In ihrer Umwelt- und Klimaschutz-Policy verpflichtet sich EnBW, bei ihrem „Handeln […] potenziell negative Auswirkungen auf das Klima und die Umwelt und die Erhaltung der biologischen Vielfalt“ zu berücksichtigen. 

Tatsache ist jedoch auch, dass EnBW langfristige Abnahmeverträge für gefracktes Flüssiggas mit dem amerikanischen Unternehmen Venture Globel geschlossen hat, die kaum mit dieser Selbstverpflichtung in Einklang zu bringen sind, blickt auf die Folgen des Frackings in den Abbaugebieten.

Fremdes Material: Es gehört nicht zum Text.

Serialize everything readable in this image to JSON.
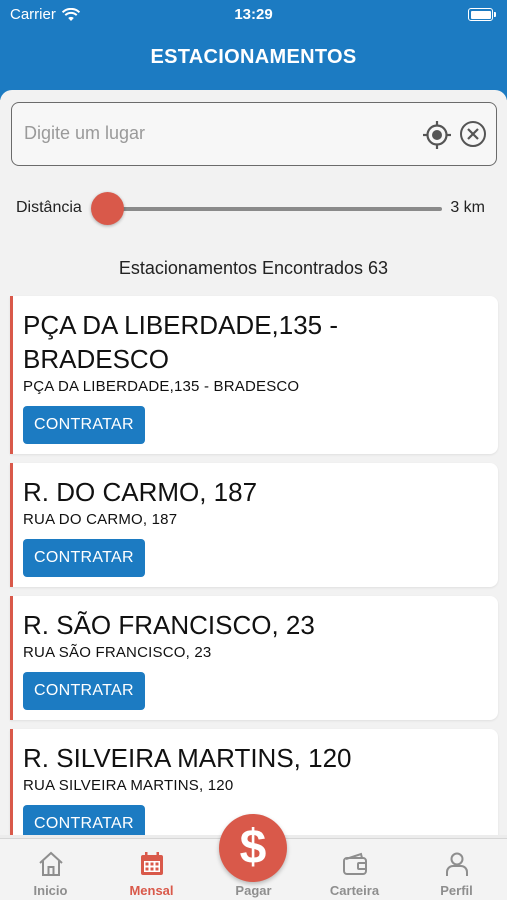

Ein Großteil des Gases kommt aus Louisiana. Der LNG-Boom hat die Golfküste in den vergangenen Jahren stark verändert: Es ist eine riesige LNG-Industrie entstanden, mit gewaltigen Anlagen, Bohrtürmen und einer Infrastruktur, die ganze Küstenabschnitte umprägt. Der Ausbau bringt zwar wirtschaftliche Impulse, hinterlässt aber auch zerstörte Strände und den Verlust wertvoller Feuchtgebiete, sowie gravierende gesundheitliche Schäden für die Menschen (Asthma, Krebs und Herzerkrankungen) dort. Da beim Bau und Betrieb der Anlagen Emissionen und Schadstoffe freigesetzt werden, verschlechtert sich die Luftqualität in der Region. Zudem ist das bei der Gewinnung, der Aufbereitung und dem Transport des Gases austretende Methan über einen Zeitraum von 20 Jahren 84 mal schädlicher als Kohlendioxid.
GreenFaith Deutschland hat eine sog. Speakertour durch Deutschland organisiert. Zwei Klimaaktivisten aus den betroffenen Gebieten waren auch in Karlsruhe zu Gast, um auf diese Folgen für die Menschen und die Umwelt aufmerksam zu machen und einen Stopp des Frackings zu fordern.  
Um die Verantwortung von EnBW für diese Schäden öffentlich deutlich zu machen, fand u.a. eine Mahnwoche vor der Firmenzentrale in Karlsruhe statt, an der wir uns mit unserer AK "Ökologische Spiritualität" beteiligt haben.